One might then speculate that noise reduction at lower ISO possibly is of a similar nature, only backed off a bit in degree, kernel size etc.

EthanCam Regular Member • Posts: 111
Re: Canon EOS R3 Baked in Raw Noise Reduction Revisited
1

hjulenissen wrote:

So an analysis of the psf/mtf of the max ISO vs some other ISO might give some insight into the nature of their noise reduction. Is it a per color channel blur? Median filter? Edge preserving?

One might then speculate that noise reduction at lower ISO possibly is of a similar nature, only backed off a bit in degree, kernel size etc.

I've tried out a psf/blur kernel parametrization vs. noise for my canon r6, flat field files at different exposures: https://www.dpreview.com/forums/post/65857338

Note that on the plot, the noise (x-axis) is the observed noise, i.e. after NR, and the NR scaling (y-axis) gives how much the noise has been reduced. So you have to divide by this number to find out what the original noise value was.

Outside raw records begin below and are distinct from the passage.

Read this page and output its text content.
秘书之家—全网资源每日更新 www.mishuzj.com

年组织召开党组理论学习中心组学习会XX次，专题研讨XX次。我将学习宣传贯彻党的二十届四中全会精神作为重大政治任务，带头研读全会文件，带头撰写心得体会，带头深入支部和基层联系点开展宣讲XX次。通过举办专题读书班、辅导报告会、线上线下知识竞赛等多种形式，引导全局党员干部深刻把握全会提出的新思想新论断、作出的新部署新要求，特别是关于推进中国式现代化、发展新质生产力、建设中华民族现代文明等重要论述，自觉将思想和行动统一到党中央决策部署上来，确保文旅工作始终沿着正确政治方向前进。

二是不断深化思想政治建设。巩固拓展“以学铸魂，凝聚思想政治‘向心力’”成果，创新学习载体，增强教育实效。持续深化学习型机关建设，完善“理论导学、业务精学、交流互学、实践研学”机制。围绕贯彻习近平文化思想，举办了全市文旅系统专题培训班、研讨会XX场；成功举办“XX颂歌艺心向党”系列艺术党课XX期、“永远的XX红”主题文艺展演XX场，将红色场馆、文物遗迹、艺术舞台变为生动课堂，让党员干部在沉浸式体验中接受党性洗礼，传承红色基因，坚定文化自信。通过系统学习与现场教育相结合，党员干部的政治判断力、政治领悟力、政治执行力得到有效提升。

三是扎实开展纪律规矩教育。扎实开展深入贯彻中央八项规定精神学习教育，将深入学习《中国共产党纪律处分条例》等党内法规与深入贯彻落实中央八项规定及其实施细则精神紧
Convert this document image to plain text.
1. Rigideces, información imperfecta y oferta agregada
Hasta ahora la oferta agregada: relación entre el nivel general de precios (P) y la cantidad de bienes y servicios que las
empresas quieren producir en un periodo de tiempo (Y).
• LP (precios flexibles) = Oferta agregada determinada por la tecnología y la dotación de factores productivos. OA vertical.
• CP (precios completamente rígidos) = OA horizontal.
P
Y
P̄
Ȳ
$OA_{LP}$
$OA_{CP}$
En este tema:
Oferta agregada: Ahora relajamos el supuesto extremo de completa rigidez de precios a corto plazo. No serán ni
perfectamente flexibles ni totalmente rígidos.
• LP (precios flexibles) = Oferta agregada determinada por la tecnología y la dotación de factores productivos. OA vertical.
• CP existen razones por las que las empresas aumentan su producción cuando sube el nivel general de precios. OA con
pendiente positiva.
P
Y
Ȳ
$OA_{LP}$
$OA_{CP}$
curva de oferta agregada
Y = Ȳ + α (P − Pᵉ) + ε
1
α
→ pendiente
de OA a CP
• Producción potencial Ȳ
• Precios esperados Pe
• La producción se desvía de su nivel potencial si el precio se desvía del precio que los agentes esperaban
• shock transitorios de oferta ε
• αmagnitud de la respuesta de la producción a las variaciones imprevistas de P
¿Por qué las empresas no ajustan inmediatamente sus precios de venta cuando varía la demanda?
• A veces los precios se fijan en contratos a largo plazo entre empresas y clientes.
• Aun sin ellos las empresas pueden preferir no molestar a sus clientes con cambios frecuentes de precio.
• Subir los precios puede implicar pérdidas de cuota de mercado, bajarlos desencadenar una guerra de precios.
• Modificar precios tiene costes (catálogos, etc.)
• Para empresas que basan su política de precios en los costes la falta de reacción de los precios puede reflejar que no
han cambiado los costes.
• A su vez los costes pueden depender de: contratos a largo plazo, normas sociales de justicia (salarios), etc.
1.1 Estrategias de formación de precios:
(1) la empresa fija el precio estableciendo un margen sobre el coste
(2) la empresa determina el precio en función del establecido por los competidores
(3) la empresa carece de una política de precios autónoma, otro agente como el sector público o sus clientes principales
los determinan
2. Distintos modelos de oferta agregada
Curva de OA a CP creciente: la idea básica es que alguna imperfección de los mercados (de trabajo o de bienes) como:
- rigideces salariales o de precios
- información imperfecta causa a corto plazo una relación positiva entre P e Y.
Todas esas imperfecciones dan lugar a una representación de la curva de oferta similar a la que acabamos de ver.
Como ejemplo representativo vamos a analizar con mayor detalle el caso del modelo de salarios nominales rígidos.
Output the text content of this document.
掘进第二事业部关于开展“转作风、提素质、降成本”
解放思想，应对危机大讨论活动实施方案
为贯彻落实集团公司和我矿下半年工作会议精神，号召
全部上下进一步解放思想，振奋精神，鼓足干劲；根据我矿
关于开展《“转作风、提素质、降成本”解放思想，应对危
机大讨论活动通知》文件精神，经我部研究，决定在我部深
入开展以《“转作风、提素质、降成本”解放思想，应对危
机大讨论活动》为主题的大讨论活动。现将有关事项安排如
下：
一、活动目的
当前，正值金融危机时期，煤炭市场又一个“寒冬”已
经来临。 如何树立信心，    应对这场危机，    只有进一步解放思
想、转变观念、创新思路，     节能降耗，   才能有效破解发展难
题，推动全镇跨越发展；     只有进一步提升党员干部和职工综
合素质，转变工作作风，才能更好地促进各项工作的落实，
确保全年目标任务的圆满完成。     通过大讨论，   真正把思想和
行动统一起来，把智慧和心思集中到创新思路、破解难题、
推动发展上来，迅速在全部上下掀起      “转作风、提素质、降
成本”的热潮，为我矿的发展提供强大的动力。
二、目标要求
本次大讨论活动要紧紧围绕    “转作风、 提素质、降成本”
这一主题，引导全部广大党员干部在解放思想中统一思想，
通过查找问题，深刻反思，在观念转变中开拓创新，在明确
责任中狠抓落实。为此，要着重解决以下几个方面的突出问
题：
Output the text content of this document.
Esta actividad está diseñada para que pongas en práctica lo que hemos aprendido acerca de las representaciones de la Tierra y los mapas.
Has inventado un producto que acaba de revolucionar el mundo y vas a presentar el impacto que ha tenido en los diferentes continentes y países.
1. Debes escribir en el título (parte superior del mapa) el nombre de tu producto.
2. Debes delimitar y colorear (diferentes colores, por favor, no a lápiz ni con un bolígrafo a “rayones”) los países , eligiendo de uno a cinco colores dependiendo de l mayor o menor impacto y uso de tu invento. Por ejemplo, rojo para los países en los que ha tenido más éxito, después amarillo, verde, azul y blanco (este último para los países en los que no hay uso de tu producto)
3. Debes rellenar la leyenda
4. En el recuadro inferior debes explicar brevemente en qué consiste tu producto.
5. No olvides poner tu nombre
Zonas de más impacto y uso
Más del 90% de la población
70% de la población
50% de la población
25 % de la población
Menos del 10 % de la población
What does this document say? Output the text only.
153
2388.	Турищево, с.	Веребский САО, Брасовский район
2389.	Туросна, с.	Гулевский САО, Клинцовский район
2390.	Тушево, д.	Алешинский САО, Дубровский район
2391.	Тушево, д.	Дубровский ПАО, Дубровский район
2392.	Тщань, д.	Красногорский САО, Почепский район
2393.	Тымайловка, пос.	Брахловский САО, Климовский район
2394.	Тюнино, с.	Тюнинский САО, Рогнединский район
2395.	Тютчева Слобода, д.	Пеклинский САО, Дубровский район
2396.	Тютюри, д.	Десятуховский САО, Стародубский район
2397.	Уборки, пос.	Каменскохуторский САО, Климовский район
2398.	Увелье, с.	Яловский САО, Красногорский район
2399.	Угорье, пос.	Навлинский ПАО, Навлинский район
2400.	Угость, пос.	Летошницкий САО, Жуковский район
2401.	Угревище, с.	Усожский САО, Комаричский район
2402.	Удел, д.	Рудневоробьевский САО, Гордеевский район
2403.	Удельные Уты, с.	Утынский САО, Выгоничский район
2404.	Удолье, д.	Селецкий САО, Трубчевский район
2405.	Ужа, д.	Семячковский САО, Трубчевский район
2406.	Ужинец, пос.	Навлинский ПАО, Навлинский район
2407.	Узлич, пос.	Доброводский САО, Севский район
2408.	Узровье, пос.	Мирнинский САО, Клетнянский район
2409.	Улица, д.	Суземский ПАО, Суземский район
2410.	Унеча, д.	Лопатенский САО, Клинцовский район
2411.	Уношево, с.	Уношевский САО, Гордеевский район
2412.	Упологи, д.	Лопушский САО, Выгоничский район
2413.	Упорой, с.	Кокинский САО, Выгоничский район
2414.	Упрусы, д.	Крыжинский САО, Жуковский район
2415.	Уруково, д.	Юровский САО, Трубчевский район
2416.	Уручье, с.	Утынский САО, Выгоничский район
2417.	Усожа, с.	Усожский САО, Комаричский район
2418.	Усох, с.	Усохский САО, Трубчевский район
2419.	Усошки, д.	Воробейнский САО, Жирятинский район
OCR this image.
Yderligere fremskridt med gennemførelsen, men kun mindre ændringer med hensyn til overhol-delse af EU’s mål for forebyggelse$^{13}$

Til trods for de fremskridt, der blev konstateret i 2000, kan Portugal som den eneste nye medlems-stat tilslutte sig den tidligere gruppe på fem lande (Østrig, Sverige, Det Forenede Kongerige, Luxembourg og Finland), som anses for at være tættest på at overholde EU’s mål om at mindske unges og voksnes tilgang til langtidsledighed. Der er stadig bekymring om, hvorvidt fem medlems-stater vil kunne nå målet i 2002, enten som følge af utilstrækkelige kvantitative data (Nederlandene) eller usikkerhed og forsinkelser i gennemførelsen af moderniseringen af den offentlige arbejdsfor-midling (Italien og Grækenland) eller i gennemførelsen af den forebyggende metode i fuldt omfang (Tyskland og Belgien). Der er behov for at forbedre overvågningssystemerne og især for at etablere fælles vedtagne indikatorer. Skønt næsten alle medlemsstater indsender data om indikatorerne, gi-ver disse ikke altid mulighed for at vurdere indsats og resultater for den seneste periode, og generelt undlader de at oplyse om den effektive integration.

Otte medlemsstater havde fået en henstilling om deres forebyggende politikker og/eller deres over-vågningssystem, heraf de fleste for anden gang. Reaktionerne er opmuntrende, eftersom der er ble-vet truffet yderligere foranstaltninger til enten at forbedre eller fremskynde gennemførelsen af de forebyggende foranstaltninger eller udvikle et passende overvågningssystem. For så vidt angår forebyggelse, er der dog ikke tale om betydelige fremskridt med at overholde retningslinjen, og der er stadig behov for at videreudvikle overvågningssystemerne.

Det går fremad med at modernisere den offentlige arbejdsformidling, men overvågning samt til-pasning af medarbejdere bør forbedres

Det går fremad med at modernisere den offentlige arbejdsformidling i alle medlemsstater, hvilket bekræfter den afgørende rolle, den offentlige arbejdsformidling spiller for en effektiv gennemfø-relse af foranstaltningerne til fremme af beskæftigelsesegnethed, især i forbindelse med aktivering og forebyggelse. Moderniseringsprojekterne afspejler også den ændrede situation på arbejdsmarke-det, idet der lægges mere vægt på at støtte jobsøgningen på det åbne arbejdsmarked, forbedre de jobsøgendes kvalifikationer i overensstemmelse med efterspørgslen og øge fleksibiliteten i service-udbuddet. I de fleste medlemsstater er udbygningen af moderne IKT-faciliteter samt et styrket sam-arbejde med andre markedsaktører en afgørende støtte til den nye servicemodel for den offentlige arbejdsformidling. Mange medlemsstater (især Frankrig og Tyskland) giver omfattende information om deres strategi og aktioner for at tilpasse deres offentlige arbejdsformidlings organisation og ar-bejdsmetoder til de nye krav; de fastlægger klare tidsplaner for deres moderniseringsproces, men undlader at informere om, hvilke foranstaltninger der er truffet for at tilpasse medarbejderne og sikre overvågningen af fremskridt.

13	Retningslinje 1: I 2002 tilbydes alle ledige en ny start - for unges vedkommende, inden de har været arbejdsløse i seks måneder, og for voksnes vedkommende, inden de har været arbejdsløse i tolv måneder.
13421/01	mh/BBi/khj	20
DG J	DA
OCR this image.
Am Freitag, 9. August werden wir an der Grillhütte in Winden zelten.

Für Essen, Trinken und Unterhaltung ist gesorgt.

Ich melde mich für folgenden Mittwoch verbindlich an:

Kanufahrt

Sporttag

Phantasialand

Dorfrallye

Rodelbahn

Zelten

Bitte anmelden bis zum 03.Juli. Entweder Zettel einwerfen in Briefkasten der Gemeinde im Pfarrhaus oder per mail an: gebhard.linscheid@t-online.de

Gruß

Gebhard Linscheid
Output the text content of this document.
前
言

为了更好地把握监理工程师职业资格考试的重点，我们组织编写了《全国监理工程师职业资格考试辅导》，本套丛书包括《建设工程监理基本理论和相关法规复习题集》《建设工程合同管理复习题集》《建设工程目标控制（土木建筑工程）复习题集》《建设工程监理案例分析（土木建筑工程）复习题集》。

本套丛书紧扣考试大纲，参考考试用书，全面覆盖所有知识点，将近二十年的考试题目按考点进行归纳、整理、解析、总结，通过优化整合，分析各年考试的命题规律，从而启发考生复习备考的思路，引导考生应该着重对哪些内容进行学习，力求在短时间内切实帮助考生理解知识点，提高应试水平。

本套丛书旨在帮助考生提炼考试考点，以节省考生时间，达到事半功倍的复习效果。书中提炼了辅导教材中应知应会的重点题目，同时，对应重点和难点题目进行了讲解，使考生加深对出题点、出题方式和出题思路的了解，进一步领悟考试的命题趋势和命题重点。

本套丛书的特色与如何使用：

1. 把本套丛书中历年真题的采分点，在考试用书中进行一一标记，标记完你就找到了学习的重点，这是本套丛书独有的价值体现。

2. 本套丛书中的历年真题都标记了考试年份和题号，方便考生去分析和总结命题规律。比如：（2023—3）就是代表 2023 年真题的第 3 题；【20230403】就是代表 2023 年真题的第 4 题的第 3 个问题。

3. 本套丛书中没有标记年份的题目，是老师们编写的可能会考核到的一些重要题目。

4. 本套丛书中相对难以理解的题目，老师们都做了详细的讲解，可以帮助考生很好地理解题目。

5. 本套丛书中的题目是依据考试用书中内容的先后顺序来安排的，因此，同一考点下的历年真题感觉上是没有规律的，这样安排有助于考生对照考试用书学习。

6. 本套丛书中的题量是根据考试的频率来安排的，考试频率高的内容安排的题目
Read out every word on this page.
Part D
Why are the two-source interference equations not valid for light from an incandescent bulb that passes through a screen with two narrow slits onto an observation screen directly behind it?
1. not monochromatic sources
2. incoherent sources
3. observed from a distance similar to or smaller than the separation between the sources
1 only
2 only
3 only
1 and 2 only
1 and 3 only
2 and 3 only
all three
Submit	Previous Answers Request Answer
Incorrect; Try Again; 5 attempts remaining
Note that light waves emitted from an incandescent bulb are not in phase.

It's just an hypothesis at this point, but from that particular test, for the r6, it seems the higher the noise, the weakest the NR (except for the highest ISO value, where NR probably is applied no matter what).

The camera could estimate the noise from the knowledge of the gain and the read noise (optical black pixels) , but it could also be estimated from local areas of the image for example.

Cheers, Ethan

J A C S
J A C S Forum Pro • Posts: 20,521
Re: Canon EOS R3 Baked in Raw Noise Reduction Revisited

hjulenissen wrote:

So an analysis of the psf/mtf of the max ISO vs some other ISO might give some insight into the nature of their noise reduction. Is it a per color channel blur? Median filter? Edge preserving?

I doubt that the camera would do such processing and still preserve the high fps. Also, I do not see any trace of softening of the image itself. In any case, the blur kernel at high ISO is negligeable, if that really is a convolution.

I posted something more about high ISO here:

More about high ISO: Canon EOS R Talk Forum: Digital Photography Review (dpreview.com)

One might then speculate that noise reduction at lower ISO possibly is of a similar nature, only backed off a bit in degree, kernel size etc.

Actually, it is much stronger at low ISO, and low signal.